With the proliferation of technology in Africa, it has become an integral part of the average African’s everyday life. From communication, entertainment, buying and selling to accessing financial services. Interestingly, over the years, the continent has begun depending less on foreign technologies to solve its local challenges.
Even though Africa is still playing catch up with the rest of the world, we are not where we were 15 years ago. In 2003, the Ethiopian government set to reform its public financial management systems.
The project, which lasted for four years, gathered professionals to build and support a nationwide integrated financial management system from scratch.
Serving as the Director of Information Technology for the project was Adam Abate, an IT consultant with years of experience. As the project was winding down in 2007, Adam realised that there was a need for appropriate technology built in Africa for the African context, to solve African problems.
And so teaming up with two members of his technical team; Eric Chijioke and Simon Solomon, Apposit was born.
Ten years and counting
Apposit is an Ethiopian-based software development company with over 120 clients comprising of government agencies, international organisations and private companies.
If the name Apposit looks familiar to you, it’s because for the past nine years, it has been responsible for building and managing technology systems for Nigerian fintech company, Paga.
Suggested Read: Why Paga’s technology is built and managed in Ethiopia
However, Apposit does a lot more than just Paga, it has for the past 10 years built software as a service (SaaS) platforms focused on three main areas; financial services as in the case of Paga, agriculture and sales force automation.
“One of the key strengths of our systems is that they can work completely offline. They are used in very rural areas where there’s no internet,” says Adam Abate, Founding Partner at Apposit.
Apposit’s agricultural system called Terra was borne from the need to automate Ethiopia’s largely manual agricultural value chain process in order to improve the flow of information and increase efficiencies.
Using Terra, Apposit helps the Ethiopian government to automate the sale and distribution of fertiliser and other agricultural inputs to farmers.
In addition, Terra is used by off-takers who purchase agricultural inputs for breweries and moulting factories on a large scale.
“We also work with the Dutch Space Agency to provide meteorological data to farmers, and with agricultural unions and cooperatives to help them manage their membership and the transaction between their different entities.”
Till date, according to Adam, fertiliser worth $27 million have been moved through Terra in the past three years.
Apposit’s third product is Tangio, a sales force automation platform focused on manufacturers and distributors of fast-moving consumer goods (FMCG).
“With markets in many African cities and towns dominated by mainly small kiosks all over the place and trucks driving around all day delivering products and checking on competitor pricing, Tangio helps to track these activities in real-time. As opposed to tracking activities at the end of the day on pieces of paper ”.
Obstacles along the way
One of the challenges Apposit faced in its early days was finding talent. According to Adam, the case is not a lack of talent but of a lack of experience. This is so because there aren’t enough companies running sophisticated large-scale IT systems, hence, very limited opportunities for people to gain the required experience.

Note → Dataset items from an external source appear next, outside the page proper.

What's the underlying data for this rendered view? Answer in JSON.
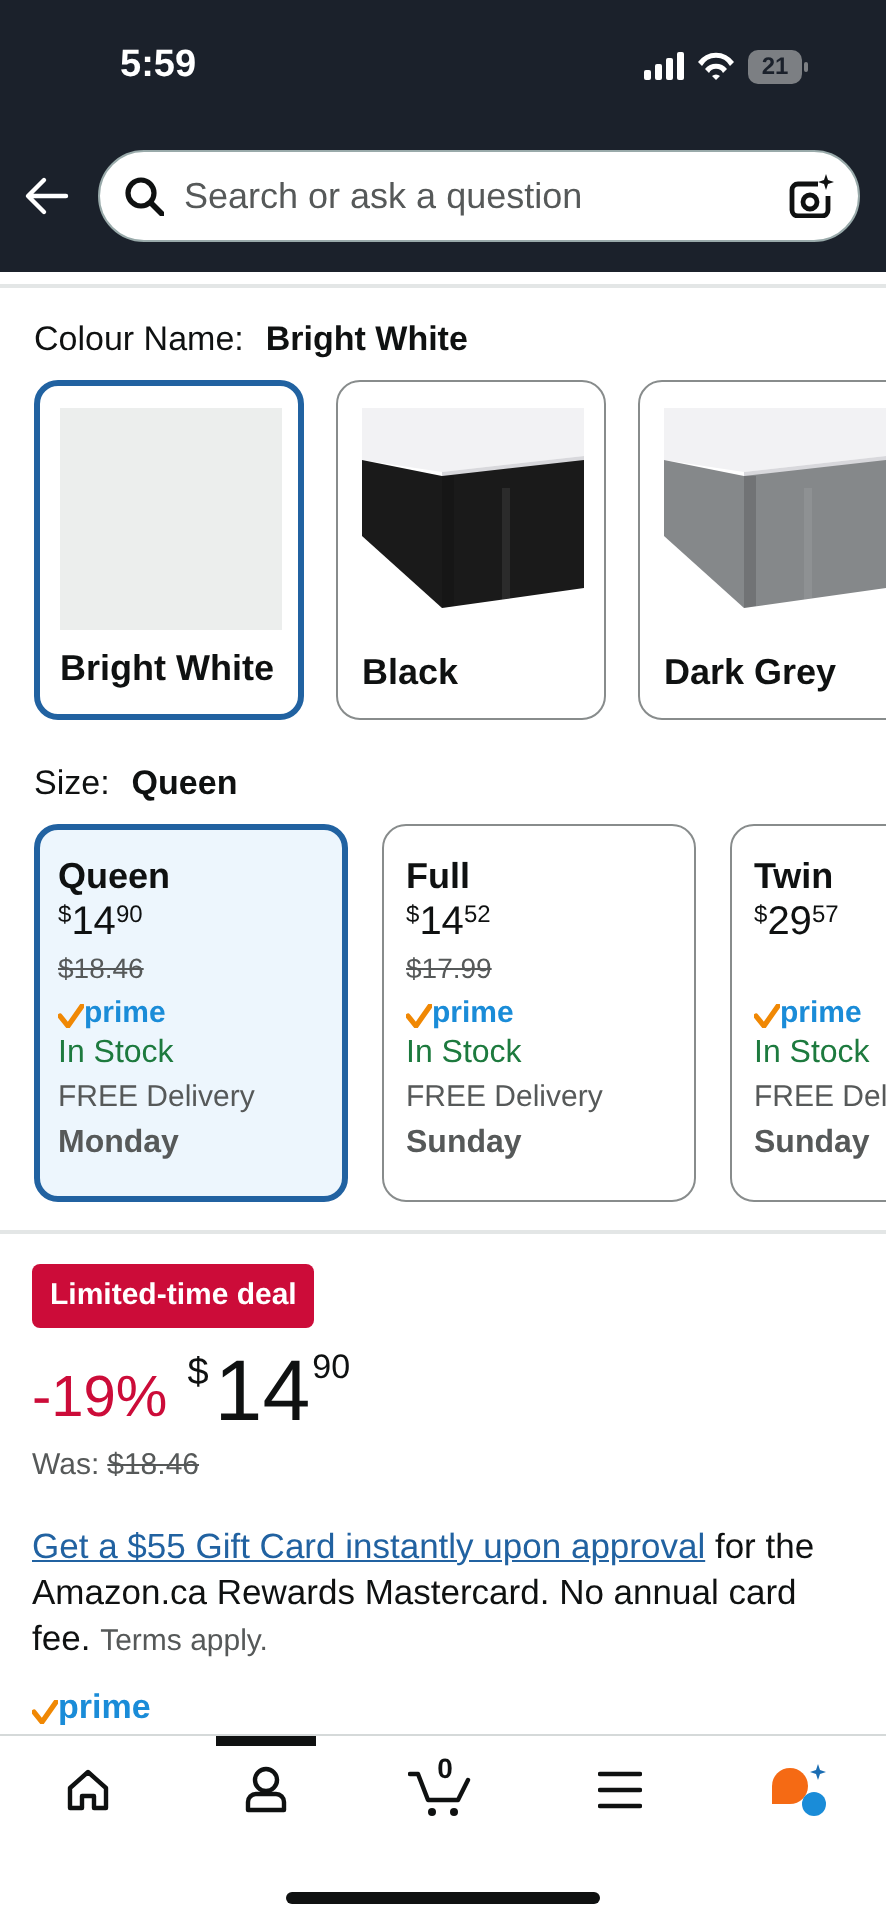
{
  "status_bar": {
    "time": "5:59",
    "battery": "21"
  },
  "search": {
    "placeholder": "Search or ask a question"
  },
  "colour": {
    "label": "Colour Name:",
    "value": "Bright White",
    "swatches": [
      {
        "label": "Bright White",
        "selected": true,
        "color": "#eceeed",
        "kind": "plain"
      },
      {
        "label": "Black",
        "selected": false,
        "color": "#1a1a1a",
        "kind": "skirt"
      },
      {
        "label": "Dark Grey",
        "selected": false,
        "color": "#85888a",
        "kind": "skirt"
      }
    ]
  },
  "size": {
    "label": "Size:",
    "value": "Queen",
    "options": [
      {
        "name": "Queen",
        "currency": "$",
        "whole": "14",
        "fraction": "90",
        "list_price": "$18.46",
        "prime": "prime",
        "stock": "In Stock",
        "delivery": "FREE Delivery",
        "day": "Monday",
        "selected": true
      },
      {
        "name": "Full",
        "currency": "$",
        "whole": "14",
        "fraction": "52",
        "list_price": "$17.99",
        "prime": "prime",
        "stock": "In Stock",
        "delivery": "FREE Delivery",
        "day": "Sunday",
        "selected": false
      },
      {
        "name": "Twin",
        "currency": "$",
        "whole": "29",
        "fraction": "57",
        "prime": "prime",
        "stock": "In Stock",
        "delivery": "FREE Del",
        "day": "Sunday",
        "selected": false
      }
    ]
  },
  "deal": {
    "badge": "Limited-time deal",
    "discount": "-19%",
    "currency": "$",
    "whole": "14",
    "fraction": "90",
    "was_label": "Was:",
    "was_price": "$18.46"
  },
  "promo": {
    "link": "Get a $55 Gift Card instantly upon approval",
    "text": "for the Amazon.ca Rewards Mastercard. No annual card fee.",
    "terms": "Terms apply."
  },
  "prime": "prime",
  "nav": [
    {
      "kind": "home",
      "selected": false
    },
    {
      "kind": "account",
      "selected": true
    },
    {
      "kind": "cart",
      "count": "0",
      "selected": false
    },
    {
      "kind": "menu",
      "selected": false
    },
    {
      "kind": "assistant",
      "selected": false
    }
  ]
}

“Even to this day, that remains true. Luckily for us, we’ve been able to develop and retain some very experienced professionals and one of our key distinguishing factors is our own internal technical capabilities.”
Currently, the Apposit team is comprised of 50 people including the founding partners, software engineers among other professionals, 25 of them dedicated exclusively to the Paga platform.

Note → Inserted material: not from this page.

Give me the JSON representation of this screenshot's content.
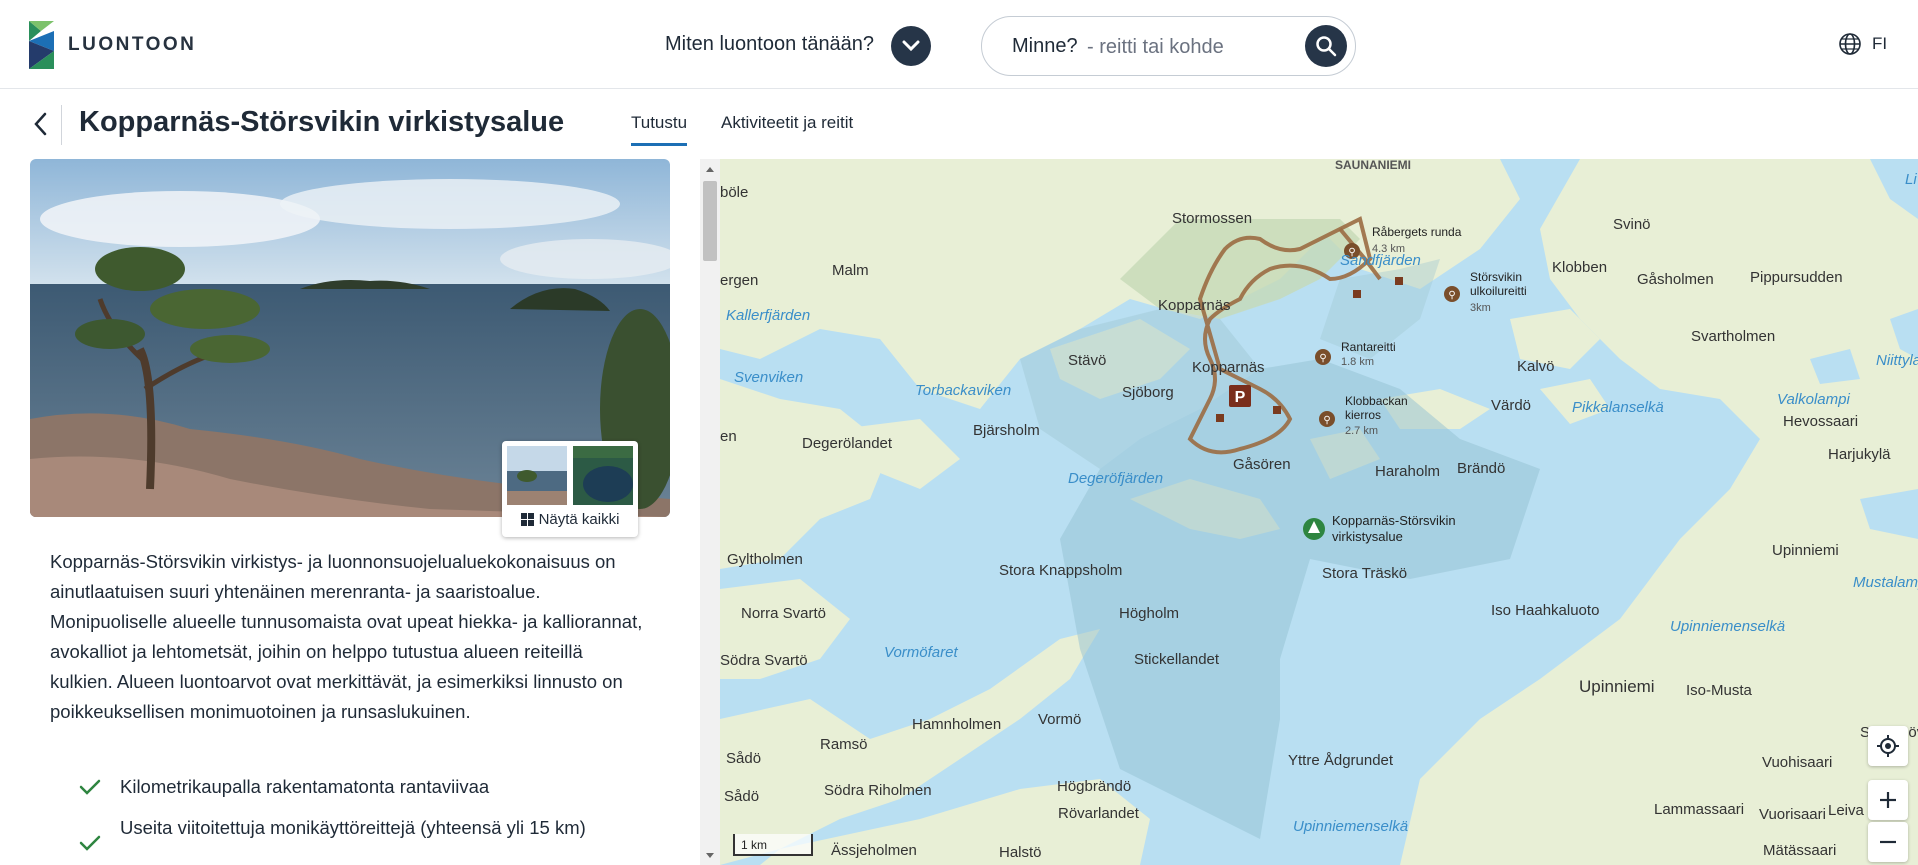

Another challenge according to Adam is the size of Ethiopia’s private sector and working around government regulations.
“The private sector was not a big consumer of IT services or they didn’t value high-quality kind of enterprise-scale system. So that was a market that we didn’t focus on for the first eight years of existence. It’s still relatively small”.
Scaling beyond Ethiopia
While trying to navigate through current challenges, Apposit is foreseeing future challenges in scaling with the businesses it serves.
“Our biggest challenge is scaling our existing business in terms of the number of customers and new markets. In Ethiopia, a lot of businesses we’re running here are still relatively small but they have huge potential to scale, especially the agricultural system. We’re looking to scale in orders of magnitude, up to ten times by next year”.
The company is also looking forward to expanding to Ghana, Nigeria, Kenya and Rwanda.
“A prerequisite for any business we get engaged with now is that it has to be pan-African. Our sales force automation platform is designed and built to work anywhere in Africa”.
Asides scaling and conquering other markets across Africa, Apposit wants to make a real impact in the lives of millions of Africans.